Hal inilah yang menjadikannya sasaran empuk bagi serangan siber. Apabila sistem utama F-35 diretas, maka lawan bisa saja mengambil alih kendali atau setidaknya melumpuhkan fungsi strategisnya dalam sebuah konflik militer.
Transformasi digital dalam dunia militer tidak bisa dielakkan. Di tahun 2025, semua sistem pertahanan utama — dari pesawat tempur hingga kapal perang — telah terhubung dalam jaringan digital kompleks.
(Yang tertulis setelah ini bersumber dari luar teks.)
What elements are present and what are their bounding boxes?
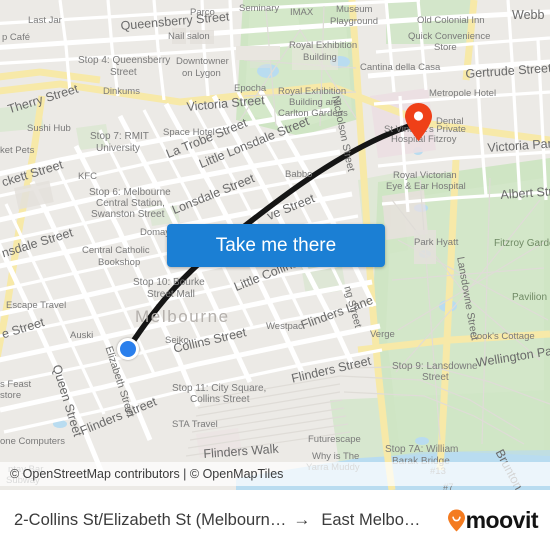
origin-location-dot[interactable] — [117, 338, 139, 360]
moovit-pin-icon — [447, 508, 465, 532]
map-canvas[interactable]: .road-mj { stroke:#f7e9a8; stroke-width:… — [0, 0, 550, 490]
destination-label: East Melbou… — [321, 510, 430, 529]
trip-map-screen: .road-mj { stroke:#f7e9a8; stroke-width:… — [0, 0, 550, 550]
origin-station-label: 2-Collins St/Elizabeth St (Melbourn… — [14, 510, 287, 529]
moovit-logo[interactable]: moovit — [447, 506, 539, 534]
destination-pin-icon[interactable] — [405, 103, 432, 141]
trip-footer-bar: 2-Collins St/Elizabeth St (Melbourn… → E… — [0, 490, 550, 550]
map-attribution-bar: © OpenStreetMap contributors | © OpenMap… — [0, 462, 550, 486]
attribution-text[interactable]: © OpenStreetMap contributors | © OpenMap… — [10, 467, 283, 481]
moovit-wordmark: moovit — [465, 506, 539, 533]
take-me-there-button[interactable]: Take me there — [167, 224, 385, 267]
arrow-right-icon: → — [293, 510, 311, 529]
Ini menciptakan peluang baru, namun juga membuka pintu bagi ancaman jenis baru: serangan siber yang bisa dilakukan secara tersembunyi dan tanpa peluru.
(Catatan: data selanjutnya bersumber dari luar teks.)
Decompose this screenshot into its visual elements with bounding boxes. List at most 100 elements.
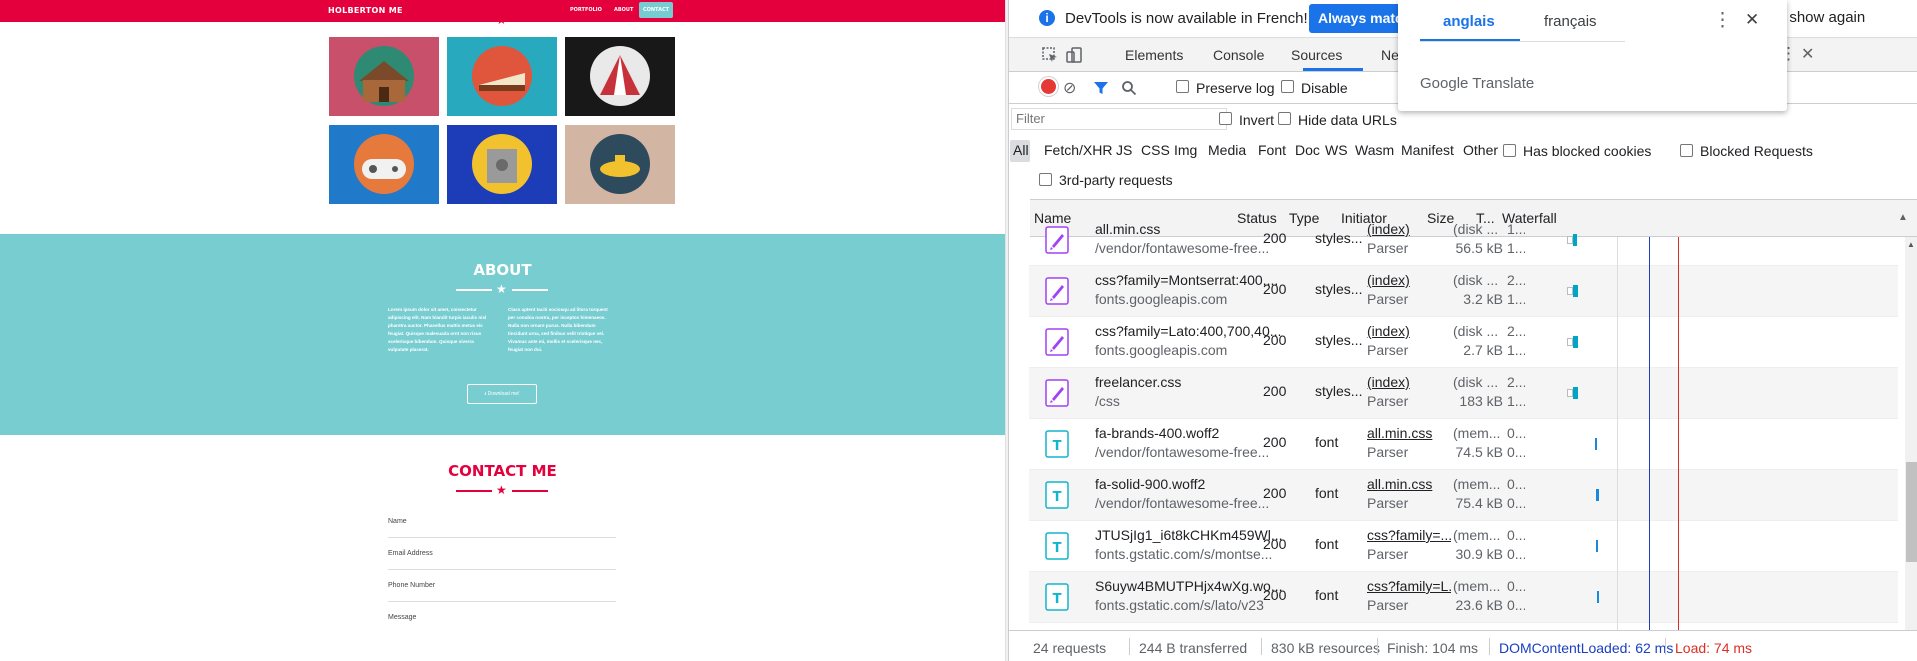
- divider-line: [512, 490, 548, 492]
- request-initiator-type: Parser: [1367, 393, 1409, 409]
- request-initiator[interactable]: all.min.css: [1367, 425, 1451, 441]
- dont-show-again-button[interactable]: t show again: [1781, 9, 1865, 26]
- third-party-checkbox[interactable]: [1039, 173, 1052, 186]
- message-field[interactable]: Message: [388, 614, 416, 621]
- record-icon[interactable]: [1041, 79, 1056, 94]
- game-controller-image[interactable]: [329, 125, 439, 204]
- nav-contact[interactable]: CONTACT: [639, 2, 673, 18]
- scrollbar-thumb[interactable]: [1906, 462, 1917, 562]
- type-doc[interactable]: Doc: [1295, 142, 1320, 158]
- blocked-requests-checkbox[interactable]: [1680, 144, 1693, 157]
- filter-icon[interactable]: [1093, 80, 1109, 96]
- request-initiator[interactable]: (index): [1367, 323, 1451, 339]
- close-icon[interactable]: ✕: [1801, 44, 1814, 64]
- table-row[interactable]: css?family=Lato:400,700,40... fonts.googl…: [1029, 317, 1898, 368]
- request-latency: 1...: [1507, 393, 1525, 409]
- type-all[interactable]: All: [1013, 142, 1029, 158]
- invert-checkbox[interactable]: [1219, 112, 1232, 125]
- type-other[interactable]: Other: [1463, 142, 1498, 158]
- name-field[interactable]: Name: [388, 518, 407, 525]
- has-blocked-cookies-checkbox[interactable]: [1503, 144, 1516, 157]
- sort-up-icon[interactable]: ▲: [1898, 212, 1908, 223]
- table-row[interactable]: css?family=Montserrat:400,... fonts.googl…: [1029, 266, 1898, 317]
- request-initiator[interactable]: (index): [1367, 221, 1451, 237]
- table-row[interactable]: all.min.css/vendor/fontawesome-free... 20…: [1029, 215, 1898, 266]
- scroll-up-icon[interactable]: ▲: [1907, 240, 1915, 249]
- request-initiator[interactable]: (index): [1367, 272, 1451, 288]
- request-size-source: (mem...: [1453, 527, 1501, 543]
- device-toolbar-icon[interactable]: [1065, 46, 1083, 64]
- type-media[interactable]: Media: [1208, 142, 1246, 158]
- tab-network[interactable]: Ne: [1381, 47, 1399, 63]
- waterfall-grid-line: [1617, 237, 1618, 661]
- request-initiator[interactable]: css?family=L...: [1367, 578, 1451, 594]
- request-size: 30.9 kB: [1455, 546, 1503, 562]
- request-path: fonts.gstatic.com/s/montse...: [1095, 546, 1273, 562]
- info-icon: i: [1039, 10, 1055, 26]
- divider: [1129, 638, 1130, 655]
- table-row[interactable]: Tfa-brands-400.woff2/vendor/fontawesome-…: [1029, 419, 1898, 470]
- request-path: fonts.googleapis.com: [1095, 342, 1228, 358]
- tab-elements[interactable]: Elements: [1125, 47, 1183, 63]
- table-scrollbar[interactable]: ▲: [1905, 237, 1917, 630]
- field-underline: [388, 537, 616, 538]
- close-icon[interactable]: ✕: [1745, 10, 1759, 30]
- table-row[interactable]: Tfa-solid-900.woff2/vendor/fontawesome-f…: [1029, 470, 1898, 521]
- request-type: styles...: [1315, 281, 1363, 297]
- nav-portfolio[interactable]: PORTFOLIO: [570, 7, 602, 13]
- cake-image[interactable]: [447, 37, 557, 116]
- type-manifest[interactable]: Manifest: [1401, 142, 1454, 158]
- request-initiator[interactable]: all.min.css: [1367, 476, 1451, 492]
- type-css[interactable]: CSS: [1141, 142, 1170, 158]
- inspect-icon[interactable]: [1041, 46, 1059, 64]
- always-match-button[interactable]: Always match: [1309, 4, 1409, 33]
- email-field[interactable]: Email Address: [388, 550, 433, 557]
- request-size-source: (disk ...: [1453, 272, 1499, 288]
- type-ws[interactable]: WS: [1325, 142, 1348, 158]
- request-size: 183 kB: [1459, 393, 1503, 409]
- table-row[interactable]: freelancer.css/css 200 styles... (index) Par…: [1029, 368, 1898, 419]
- phone-field[interactable]: Phone Number: [388, 582, 435, 589]
- kebab-menu-icon[interactable]: ⋮: [1713, 9, 1732, 32]
- transferred: 244 B transferred: [1139, 640, 1248, 656]
- request-initiator[interactable]: css?family=...: [1367, 527, 1451, 543]
- svg-text:T: T: [1053, 541, 1062, 556]
- type-js[interactable]: JS: [1116, 142, 1132, 158]
- font-file-icon: T: [1045, 481, 1069, 509]
- lang-french-tab[interactable]: français: [1544, 13, 1597, 30]
- search-icon[interactable]: [1121, 80, 1137, 96]
- download-button[interactable]: ⭳ Download me!: [467, 384, 537, 404]
- type-img[interactable]: Img: [1174, 142, 1197, 158]
- filter-input[interactable]: Filter: [1011, 108, 1227, 130]
- divider: [1665, 638, 1666, 655]
- clear-icon[interactable]: ⊘: [1063, 78, 1076, 98]
- type-font[interactable]: Font: [1258, 142, 1286, 158]
- lang-english-tab[interactable]: anglais: [1443, 13, 1495, 30]
- webpage: HOLBERTON ME PORTFOLIO ABOUT CONTACT ★ A…: [0, 0, 1005, 661]
- waterfall-bar: [1573, 387, 1578, 399]
- table-row[interactable]: T JTUSjIg1_i6t8kCHKm459Wl... fonts.gstatic…: [1029, 521, 1898, 572]
- request-status: 200: [1263, 536, 1287, 552]
- type-fetch-xhr[interactable]: Fetch/XHR: [1044, 142, 1112, 158]
- disable-cache-checkbox[interactable]: [1281, 80, 1294, 93]
- table-row[interactable]: T S6uyw4BMUTPHjx4wXg.wo... fonts.gstatic.c…: [1029, 572, 1898, 623]
- star-icon: ★: [496, 483, 507, 497]
- type-wasm[interactable]: Wasm: [1355, 142, 1394, 158]
- tab-sources[interactable]: Sources: [1291, 47, 1342, 63]
- request-size: 56.5 kB: [1455, 240, 1503, 256]
- submarine-image[interactable]: [565, 125, 675, 204]
- site-brand[interactable]: HOLBERTON ME: [328, 6, 403, 15]
- request-name: freelancer.css: [1095, 374, 1182, 390]
- hide-data-urls-checkbox[interactable]: [1278, 112, 1291, 125]
- preserve-log-checkbox[interactable]: [1176, 80, 1189, 93]
- circus-tent-image[interactable]: [565, 37, 675, 116]
- nav-about[interactable]: ABOUT: [614, 7, 633, 13]
- safe-image[interactable]: [447, 125, 557, 204]
- contact-title: CONTACT ME: [448, 462, 557, 480]
- about-text-right: Class aptent taciti sociosqu ad litora t…: [508, 307, 608, 352]
- waterfall-bar: [1595, 438, 1597, 450]
- tab-console[interactable]: Console: [1213, 47, 1264, 63]
- request-initiator[interactable]: (index): [1367, 374, 1451, 390]
- cabin-image[interactable]: [329, 37, 439, 116]
- field-underline: [388, 601, 616, 602]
Amerika Serikat, Rusia, dan Tiongkok saat ini diketahui sebagai negara-negara dengan kekuatan siber terbesar. Ketiganya aktif mengembangkan cyber army masing-masing, tidak hanya untuk bertahan, tetapi juga menyerang. Bahkan, laporan terbaru menyebutkan bahwa ratusan ribu serangan siber terdeteksi setiap harinya, dengan target yang sebagian besar adalah sektor pertahanan dan infrastruktur vital.
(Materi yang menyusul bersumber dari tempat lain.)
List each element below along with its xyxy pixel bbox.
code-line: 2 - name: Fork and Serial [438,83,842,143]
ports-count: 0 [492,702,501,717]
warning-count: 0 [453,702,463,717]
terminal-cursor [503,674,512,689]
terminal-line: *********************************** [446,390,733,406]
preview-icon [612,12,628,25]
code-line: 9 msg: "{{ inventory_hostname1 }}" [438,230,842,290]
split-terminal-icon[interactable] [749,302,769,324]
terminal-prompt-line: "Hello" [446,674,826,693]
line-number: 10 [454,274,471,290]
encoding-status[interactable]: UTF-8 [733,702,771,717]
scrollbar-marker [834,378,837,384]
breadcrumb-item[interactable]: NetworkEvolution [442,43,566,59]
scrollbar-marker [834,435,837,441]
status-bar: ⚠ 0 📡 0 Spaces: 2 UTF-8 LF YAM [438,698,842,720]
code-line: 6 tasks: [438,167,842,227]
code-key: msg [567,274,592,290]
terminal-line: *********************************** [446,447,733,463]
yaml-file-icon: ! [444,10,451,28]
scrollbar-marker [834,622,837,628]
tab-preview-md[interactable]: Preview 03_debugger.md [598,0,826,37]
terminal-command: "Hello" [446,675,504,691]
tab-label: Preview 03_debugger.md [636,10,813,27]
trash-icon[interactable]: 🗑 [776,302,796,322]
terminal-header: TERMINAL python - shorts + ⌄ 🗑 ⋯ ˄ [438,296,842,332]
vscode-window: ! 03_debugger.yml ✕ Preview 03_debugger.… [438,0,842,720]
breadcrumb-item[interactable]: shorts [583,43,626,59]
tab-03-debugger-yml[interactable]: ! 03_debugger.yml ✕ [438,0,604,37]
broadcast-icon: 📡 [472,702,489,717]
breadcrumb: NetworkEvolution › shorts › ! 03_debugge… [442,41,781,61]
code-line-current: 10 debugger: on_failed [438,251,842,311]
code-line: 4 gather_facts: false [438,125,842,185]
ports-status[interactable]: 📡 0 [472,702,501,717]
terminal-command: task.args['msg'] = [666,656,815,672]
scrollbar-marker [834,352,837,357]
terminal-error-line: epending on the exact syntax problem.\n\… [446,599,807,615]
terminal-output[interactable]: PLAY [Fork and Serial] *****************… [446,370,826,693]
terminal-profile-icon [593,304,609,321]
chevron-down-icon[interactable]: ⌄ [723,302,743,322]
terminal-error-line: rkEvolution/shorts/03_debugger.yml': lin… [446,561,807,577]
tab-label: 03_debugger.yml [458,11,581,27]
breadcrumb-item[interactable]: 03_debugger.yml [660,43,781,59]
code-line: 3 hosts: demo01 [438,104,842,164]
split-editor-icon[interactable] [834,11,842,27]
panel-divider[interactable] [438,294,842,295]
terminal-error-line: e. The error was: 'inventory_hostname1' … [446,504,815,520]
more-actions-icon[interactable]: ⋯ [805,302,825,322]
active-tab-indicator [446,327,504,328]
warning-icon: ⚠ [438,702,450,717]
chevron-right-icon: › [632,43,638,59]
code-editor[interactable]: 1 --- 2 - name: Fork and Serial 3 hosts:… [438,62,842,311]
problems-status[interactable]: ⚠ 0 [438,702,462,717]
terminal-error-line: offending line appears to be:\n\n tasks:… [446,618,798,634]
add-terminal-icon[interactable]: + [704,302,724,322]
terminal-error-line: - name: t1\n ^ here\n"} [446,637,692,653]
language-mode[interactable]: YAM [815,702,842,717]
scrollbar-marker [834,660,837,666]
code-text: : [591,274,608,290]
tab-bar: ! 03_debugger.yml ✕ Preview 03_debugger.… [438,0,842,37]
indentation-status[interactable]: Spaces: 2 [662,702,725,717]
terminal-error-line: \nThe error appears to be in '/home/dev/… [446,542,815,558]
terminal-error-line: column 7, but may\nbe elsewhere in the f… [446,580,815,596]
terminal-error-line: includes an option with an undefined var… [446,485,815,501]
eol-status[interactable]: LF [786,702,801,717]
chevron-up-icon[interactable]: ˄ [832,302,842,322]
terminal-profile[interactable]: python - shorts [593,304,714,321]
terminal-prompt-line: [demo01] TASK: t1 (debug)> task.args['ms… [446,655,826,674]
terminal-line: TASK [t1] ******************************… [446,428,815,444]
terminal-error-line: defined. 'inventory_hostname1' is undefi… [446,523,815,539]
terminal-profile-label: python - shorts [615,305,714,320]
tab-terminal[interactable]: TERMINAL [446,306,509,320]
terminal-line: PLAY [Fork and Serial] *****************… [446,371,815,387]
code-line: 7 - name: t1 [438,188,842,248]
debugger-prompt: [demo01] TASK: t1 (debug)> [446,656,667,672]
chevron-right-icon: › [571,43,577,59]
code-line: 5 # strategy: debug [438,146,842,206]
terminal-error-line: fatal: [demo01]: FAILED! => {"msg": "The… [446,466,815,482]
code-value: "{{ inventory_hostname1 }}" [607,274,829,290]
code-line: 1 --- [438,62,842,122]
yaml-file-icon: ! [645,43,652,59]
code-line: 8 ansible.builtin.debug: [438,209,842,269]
Dengan potensi kehancuran yang besar dan biaya perang yang relatif lebih murah, serangan siber kini menjadi senjata strategis utama. Ketika satu negara bisa melumpuhkan sistem pertahanan negara lain tanpa mengirimkan satu pun pasukan, maka peta peperangan global berubah secara drastis.
Ancaman terhadap F-35 hanyalah salah satu contoh dari kerentanan yang lebih luas. NATO kini harus berpikir ulang tentang bagaimana membangun ketahanan digital sebagai bagian integral dari strategi militer mereka. Sistem firewall, kecerdasan buatan untuk deteksi dini, dan pelatihan pasukan siber menjadi elemen yang sama pentingnya dengan pembelian tank dan rudal.
Latihan NATO di Republik Ceko bulan April 2025 bukan sekadar simulasi — ia menjadi peringatan keras bagi dunia bahwa pertahanan militer tradisional tidak lagi cukup. Dunia maya adalah medan perang baru, dan siapa yang unggul di ruang digital, berpotensi menguasai masa depan keamanan global. (Edi D/**)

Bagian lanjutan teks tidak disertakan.